MAXIMUM HEAT TRANSFER RATE DENSITY IN TWO-DIMENSIONAL MINICHANNELS AND MICROCHANNELS

Abstract

The objective of the present article is to compare previous experimental data of Gao et al. [20] to the predictions of Bejan and Sciubba's analysis [7] on the optimal spacing for maximum heat transfer from a package of parallel plates. Experimental investigations of the flow and the associated heat transfer were conducted in two-dimensional microchannels in order to test possible size effects on the laws of hydrodynamics and heat transfer and to infer optimal conditions of use from the measurements. The test section was designed to modify easily the channel height e between 1 mm and 0.1 mm. Measurements of the overall friction factor and local Nusselt numbers show that the classical laws of hydrodynamics and heat transfer are verified for e > 0.4 mm.
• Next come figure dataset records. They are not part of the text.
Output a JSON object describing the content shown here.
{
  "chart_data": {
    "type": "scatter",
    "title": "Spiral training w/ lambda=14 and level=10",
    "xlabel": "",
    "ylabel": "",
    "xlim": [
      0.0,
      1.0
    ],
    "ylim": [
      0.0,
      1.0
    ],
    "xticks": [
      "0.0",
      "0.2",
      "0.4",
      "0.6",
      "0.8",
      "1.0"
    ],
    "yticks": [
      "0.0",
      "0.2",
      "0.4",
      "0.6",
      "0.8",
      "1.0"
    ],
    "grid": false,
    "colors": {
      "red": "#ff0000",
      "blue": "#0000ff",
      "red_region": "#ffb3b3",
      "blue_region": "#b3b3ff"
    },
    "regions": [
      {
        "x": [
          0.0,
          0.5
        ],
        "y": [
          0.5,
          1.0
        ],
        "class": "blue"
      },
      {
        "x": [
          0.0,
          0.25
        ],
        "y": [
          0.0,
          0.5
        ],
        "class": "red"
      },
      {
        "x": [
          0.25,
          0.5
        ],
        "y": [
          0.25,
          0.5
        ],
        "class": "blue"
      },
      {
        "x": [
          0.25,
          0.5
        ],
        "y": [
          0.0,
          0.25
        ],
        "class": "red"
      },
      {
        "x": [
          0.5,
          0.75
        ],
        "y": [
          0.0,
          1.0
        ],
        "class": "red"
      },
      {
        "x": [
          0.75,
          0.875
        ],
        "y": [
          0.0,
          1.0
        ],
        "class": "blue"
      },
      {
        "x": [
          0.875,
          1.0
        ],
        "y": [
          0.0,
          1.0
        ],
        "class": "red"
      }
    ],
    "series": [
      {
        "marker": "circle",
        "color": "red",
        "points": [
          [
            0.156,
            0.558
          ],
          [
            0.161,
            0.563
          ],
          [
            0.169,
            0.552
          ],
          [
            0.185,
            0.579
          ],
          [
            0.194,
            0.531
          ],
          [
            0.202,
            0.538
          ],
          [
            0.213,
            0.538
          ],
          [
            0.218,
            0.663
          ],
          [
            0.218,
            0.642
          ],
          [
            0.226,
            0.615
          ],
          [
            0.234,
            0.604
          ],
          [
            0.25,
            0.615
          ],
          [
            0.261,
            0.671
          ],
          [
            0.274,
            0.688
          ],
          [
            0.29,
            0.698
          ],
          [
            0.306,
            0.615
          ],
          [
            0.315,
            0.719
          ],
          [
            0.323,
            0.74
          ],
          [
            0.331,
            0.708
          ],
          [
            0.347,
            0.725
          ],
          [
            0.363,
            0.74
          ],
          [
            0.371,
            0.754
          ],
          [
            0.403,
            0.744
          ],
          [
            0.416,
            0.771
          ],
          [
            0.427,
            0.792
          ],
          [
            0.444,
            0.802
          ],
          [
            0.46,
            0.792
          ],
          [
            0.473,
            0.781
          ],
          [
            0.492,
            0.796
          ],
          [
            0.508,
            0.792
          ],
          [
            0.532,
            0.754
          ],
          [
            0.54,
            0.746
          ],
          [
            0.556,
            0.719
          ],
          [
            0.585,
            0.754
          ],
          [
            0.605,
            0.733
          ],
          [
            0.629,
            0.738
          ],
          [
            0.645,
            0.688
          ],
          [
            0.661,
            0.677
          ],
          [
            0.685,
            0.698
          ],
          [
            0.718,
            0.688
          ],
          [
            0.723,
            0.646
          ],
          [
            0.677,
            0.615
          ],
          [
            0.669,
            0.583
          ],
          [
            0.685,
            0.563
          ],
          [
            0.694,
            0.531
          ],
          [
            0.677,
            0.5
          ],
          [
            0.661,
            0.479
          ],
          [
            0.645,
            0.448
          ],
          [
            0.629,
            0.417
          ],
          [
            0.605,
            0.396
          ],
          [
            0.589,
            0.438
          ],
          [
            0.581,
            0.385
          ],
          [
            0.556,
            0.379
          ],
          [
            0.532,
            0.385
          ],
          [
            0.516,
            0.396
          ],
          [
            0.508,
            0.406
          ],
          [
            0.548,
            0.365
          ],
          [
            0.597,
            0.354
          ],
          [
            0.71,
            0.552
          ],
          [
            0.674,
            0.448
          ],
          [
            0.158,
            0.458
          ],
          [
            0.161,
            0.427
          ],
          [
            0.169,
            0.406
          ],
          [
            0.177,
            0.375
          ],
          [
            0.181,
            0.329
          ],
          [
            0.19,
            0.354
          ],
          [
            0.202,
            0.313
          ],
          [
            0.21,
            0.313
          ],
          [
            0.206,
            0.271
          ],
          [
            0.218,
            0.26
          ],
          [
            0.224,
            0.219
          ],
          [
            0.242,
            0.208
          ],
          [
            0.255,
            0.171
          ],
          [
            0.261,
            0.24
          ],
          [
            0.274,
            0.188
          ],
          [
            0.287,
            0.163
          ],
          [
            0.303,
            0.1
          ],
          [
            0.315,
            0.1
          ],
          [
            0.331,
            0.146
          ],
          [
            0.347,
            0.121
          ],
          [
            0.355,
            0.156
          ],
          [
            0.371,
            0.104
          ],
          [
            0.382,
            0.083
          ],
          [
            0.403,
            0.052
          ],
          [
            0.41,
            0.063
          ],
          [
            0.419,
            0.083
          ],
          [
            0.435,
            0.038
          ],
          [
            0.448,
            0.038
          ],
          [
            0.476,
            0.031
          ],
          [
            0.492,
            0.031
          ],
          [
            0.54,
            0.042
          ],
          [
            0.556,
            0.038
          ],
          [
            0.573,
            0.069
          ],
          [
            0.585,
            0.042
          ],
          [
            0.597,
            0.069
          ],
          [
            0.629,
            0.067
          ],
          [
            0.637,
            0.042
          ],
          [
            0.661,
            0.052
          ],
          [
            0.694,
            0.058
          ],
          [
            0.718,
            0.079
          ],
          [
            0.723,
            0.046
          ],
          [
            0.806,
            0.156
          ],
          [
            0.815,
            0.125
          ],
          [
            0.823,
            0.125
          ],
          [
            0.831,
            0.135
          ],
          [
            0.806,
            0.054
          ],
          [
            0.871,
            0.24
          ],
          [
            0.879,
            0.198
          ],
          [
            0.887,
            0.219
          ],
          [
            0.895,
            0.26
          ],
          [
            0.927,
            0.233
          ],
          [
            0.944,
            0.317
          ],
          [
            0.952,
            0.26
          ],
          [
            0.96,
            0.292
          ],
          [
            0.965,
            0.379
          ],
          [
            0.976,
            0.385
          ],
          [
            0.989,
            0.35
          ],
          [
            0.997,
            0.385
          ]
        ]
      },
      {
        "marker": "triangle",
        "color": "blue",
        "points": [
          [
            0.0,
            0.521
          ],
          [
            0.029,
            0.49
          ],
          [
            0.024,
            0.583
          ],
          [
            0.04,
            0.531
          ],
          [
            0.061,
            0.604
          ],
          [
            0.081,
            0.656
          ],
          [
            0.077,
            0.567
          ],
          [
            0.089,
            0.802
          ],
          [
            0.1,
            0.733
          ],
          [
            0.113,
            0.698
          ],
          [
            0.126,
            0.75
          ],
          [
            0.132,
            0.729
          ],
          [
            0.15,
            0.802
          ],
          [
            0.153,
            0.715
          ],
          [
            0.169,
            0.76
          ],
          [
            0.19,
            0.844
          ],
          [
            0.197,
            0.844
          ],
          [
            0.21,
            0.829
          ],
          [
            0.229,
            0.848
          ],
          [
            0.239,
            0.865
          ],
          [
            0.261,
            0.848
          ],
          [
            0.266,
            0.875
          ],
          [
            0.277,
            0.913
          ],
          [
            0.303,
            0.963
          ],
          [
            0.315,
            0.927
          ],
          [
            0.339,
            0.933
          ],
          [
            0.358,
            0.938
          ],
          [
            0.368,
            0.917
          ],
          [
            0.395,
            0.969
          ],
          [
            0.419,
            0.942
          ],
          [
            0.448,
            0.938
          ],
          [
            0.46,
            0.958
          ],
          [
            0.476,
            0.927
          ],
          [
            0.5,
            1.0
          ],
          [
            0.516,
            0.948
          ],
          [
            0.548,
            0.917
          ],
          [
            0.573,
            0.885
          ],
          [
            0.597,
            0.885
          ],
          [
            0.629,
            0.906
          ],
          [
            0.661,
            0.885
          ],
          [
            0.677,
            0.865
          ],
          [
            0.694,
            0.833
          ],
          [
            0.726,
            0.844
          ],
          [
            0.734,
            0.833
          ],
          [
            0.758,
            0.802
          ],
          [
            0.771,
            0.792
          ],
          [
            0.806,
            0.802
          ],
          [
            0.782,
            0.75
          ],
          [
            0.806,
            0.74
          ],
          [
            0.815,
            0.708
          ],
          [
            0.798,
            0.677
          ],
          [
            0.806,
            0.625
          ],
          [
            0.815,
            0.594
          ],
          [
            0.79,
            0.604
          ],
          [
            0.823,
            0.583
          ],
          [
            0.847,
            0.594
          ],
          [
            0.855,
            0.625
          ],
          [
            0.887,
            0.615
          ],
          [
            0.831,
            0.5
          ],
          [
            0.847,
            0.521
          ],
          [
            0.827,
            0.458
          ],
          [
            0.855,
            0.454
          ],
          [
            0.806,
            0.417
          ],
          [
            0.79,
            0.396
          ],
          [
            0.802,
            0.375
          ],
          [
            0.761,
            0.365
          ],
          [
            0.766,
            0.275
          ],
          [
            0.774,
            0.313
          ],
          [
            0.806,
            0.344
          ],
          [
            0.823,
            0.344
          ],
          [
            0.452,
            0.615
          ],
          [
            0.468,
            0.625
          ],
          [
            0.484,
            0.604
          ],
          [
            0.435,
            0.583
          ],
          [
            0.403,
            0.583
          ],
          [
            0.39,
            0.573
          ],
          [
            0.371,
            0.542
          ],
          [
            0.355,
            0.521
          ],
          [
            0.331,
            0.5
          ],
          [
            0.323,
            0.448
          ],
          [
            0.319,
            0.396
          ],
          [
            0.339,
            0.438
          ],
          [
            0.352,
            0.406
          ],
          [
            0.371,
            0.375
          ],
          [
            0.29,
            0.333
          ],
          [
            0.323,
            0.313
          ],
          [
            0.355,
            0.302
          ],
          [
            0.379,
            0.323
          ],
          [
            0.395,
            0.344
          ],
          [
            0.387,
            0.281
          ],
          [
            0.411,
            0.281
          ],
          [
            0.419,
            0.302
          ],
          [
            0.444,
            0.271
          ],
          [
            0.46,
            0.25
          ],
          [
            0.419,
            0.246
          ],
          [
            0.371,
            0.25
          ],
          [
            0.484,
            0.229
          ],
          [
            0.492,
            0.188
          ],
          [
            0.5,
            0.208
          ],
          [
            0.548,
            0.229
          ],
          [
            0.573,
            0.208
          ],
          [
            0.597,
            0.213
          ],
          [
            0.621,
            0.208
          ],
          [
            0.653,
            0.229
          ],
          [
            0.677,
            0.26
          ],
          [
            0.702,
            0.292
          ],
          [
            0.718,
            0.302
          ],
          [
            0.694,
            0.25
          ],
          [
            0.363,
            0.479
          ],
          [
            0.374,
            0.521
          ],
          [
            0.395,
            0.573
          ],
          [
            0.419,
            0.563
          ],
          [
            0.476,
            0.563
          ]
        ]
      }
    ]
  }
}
For lower values of e, a significant decrease of the Nusselt number is observed, whereas the Poiseuille number continues to have the conventional value of laminar developed flow. The transition to turbulence is not affected by the channel size. The experimental data were processed by using the dimensionless parameters of Bejan and Sciubba's analysis [7]. For fixed pressure drop across the channel, a maximum of heat transfer rate density is found for a particular value of e. The corresponding dimensionless optimal spacing and heat transfer rate density are in very good agreement with the predictions of Bejan and Sciubba. This article reports the first time that the optimal spacing between parallel plates is determined experimentally.